Slowly, cautiously, Donald lowered his hand back onto the weeping thing. The mouths soon reappeared, the tongues re-emerged, and again they began licking at this fingers and at the spaces between his digits. Two of them slid across the underside of his hand, leaving wet and sensuous trails across the cracks and expanses of his palm. He watched those tongues slide back and forth, moistening his hand, licking wide, licking narrow, wrapping themselves halfway around his fingers. The man shivered, sitting there on the edge of his bed, as the many tongues attended to his hand.
He felt his body responding to their erotic motions, felt himself becoming aroused by them.
Excitedly, expectantly, he took in the formless mound on his lap, recalling how previously, he'd seen teeth in those many mouths, which looked much like miniature human teeth.
"Don't..." Donald quivered uneasily. "Please don't bite me."
He set an index finger at the opening to one of the larger, more attentive of the mouths, and gently, he pushed it in. The mouth was wet and hot, and it wrapped itself around his finger, tight, as the tongue swirled around it in a most provocative way. The mouth was sucking away at his finger, much like a woman would, and within his pants Donald found his lust growing and expanding like a field of flowers ready to bloom.

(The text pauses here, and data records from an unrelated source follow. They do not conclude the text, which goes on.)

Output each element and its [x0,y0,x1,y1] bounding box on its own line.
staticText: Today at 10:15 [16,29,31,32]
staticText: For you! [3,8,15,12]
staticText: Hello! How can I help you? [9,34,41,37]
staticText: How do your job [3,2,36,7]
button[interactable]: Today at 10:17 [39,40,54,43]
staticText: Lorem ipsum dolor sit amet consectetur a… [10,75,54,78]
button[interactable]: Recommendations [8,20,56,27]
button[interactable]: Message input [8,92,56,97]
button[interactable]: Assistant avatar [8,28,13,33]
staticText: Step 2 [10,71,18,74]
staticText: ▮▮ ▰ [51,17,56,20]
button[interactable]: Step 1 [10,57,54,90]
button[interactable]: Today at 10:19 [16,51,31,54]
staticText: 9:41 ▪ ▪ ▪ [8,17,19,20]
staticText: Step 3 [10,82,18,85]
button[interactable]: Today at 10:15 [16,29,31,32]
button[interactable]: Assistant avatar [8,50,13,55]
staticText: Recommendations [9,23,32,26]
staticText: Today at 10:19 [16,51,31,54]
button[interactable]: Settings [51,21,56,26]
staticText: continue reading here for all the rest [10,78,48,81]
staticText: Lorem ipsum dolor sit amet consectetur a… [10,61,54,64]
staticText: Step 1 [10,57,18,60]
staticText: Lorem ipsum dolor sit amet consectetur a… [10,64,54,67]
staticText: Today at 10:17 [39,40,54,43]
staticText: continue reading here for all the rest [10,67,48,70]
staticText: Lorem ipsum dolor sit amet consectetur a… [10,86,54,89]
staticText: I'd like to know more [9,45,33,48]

Euphoria, this is what Donald was feeling, in one of those relatively rare occasions in his mostly miserable life.
Absently, his eyes drifted over to the clock, and this is when he realized how late it was.
"It's getting late." Donald said, as he brought his finger out of the tiny mouth, and away from that delicious sucking. "I've got to get my gear ready for tomorrow." He chortled. "I've got to take my shower, and shave, and brush my teeth." He looked back at the thing sitting on his lap. "You'll go back into the bowl for tonight, but I promise that I'll find somewhere larger for you tomorrow."